A peak in prices occurred in autumn 2008 as the average price of a square meter of residential space in Poland started to drop by 5% in nominal terms or 10% per year in real terms.

In Warsaw, Poland's capital city, the average price per square meter declined from 9,000 PLN (2,500 EUR) in 2008 to 7,400 PLN (1,850 EUR) in 2013.

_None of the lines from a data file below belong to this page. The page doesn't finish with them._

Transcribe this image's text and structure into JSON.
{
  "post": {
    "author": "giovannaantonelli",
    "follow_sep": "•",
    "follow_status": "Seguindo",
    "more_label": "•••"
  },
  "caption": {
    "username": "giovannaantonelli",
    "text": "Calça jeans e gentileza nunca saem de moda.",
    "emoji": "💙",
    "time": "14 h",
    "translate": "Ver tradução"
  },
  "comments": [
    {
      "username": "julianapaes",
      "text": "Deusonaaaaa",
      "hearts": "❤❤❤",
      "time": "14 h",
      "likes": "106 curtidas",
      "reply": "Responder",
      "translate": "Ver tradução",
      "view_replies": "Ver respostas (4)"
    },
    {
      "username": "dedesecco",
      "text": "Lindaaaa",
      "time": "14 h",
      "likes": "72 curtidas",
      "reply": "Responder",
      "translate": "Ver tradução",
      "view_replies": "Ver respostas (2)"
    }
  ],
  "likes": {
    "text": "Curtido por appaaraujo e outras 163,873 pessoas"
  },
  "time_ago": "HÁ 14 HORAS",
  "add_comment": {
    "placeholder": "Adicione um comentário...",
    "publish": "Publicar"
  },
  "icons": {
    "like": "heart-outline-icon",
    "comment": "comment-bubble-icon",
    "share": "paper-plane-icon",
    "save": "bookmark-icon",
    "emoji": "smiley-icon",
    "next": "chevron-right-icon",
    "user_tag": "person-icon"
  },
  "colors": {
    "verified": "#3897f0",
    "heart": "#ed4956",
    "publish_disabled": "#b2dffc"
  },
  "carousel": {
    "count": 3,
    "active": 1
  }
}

In early 2007, it can be argued that the Polish property market began to show the early signs of a property bubble:
- banks increased loan periods from 30 to 50 years to extend credit limits;
- an increasing uptake of debt in family budgets;
- increasing interest rates;
- the Polish economy showing signs of overheating in a reduction of the GDP growth rate to 1.5%; and
- a stagnation of prices and dramatic drop of sales in a long period of time with dynamically increasing supply of residential properties.

As of 2013, house prices in Poland have been falling since mid-2008. Compared to pre-crisis peaks:
- House prices in Warsaw are down by 13.1%
- In Kraków, house prices are down by 17.9%
- In Poznań, house prices have fallen by 28%
- In Gdańsk, house prices plunged by 27%
- In Łódź, property prices plummeted by 35.7%

The arguments for further real estate price rises or stabilization are:
- a rapid increase of salaries - around 8% per year;
- low figures of both housing estate area and apartments per person, compared to other developed countries worldwide;
- money repatriated by Poles who have emigrated;
- rapid urbanization - the population of rural areas and small towns is declining rapidly, while the population of major urban areas is increasing quickly;
In addition, Warsaw has a population of only 2 million people – approximately 5% of the whole of the country – which is very low for a capital city. Poland is also one of many countries with a rather high house price to income ratio (13.58) and an estimated rental profitability between 3.92% to 4.31% for residential units.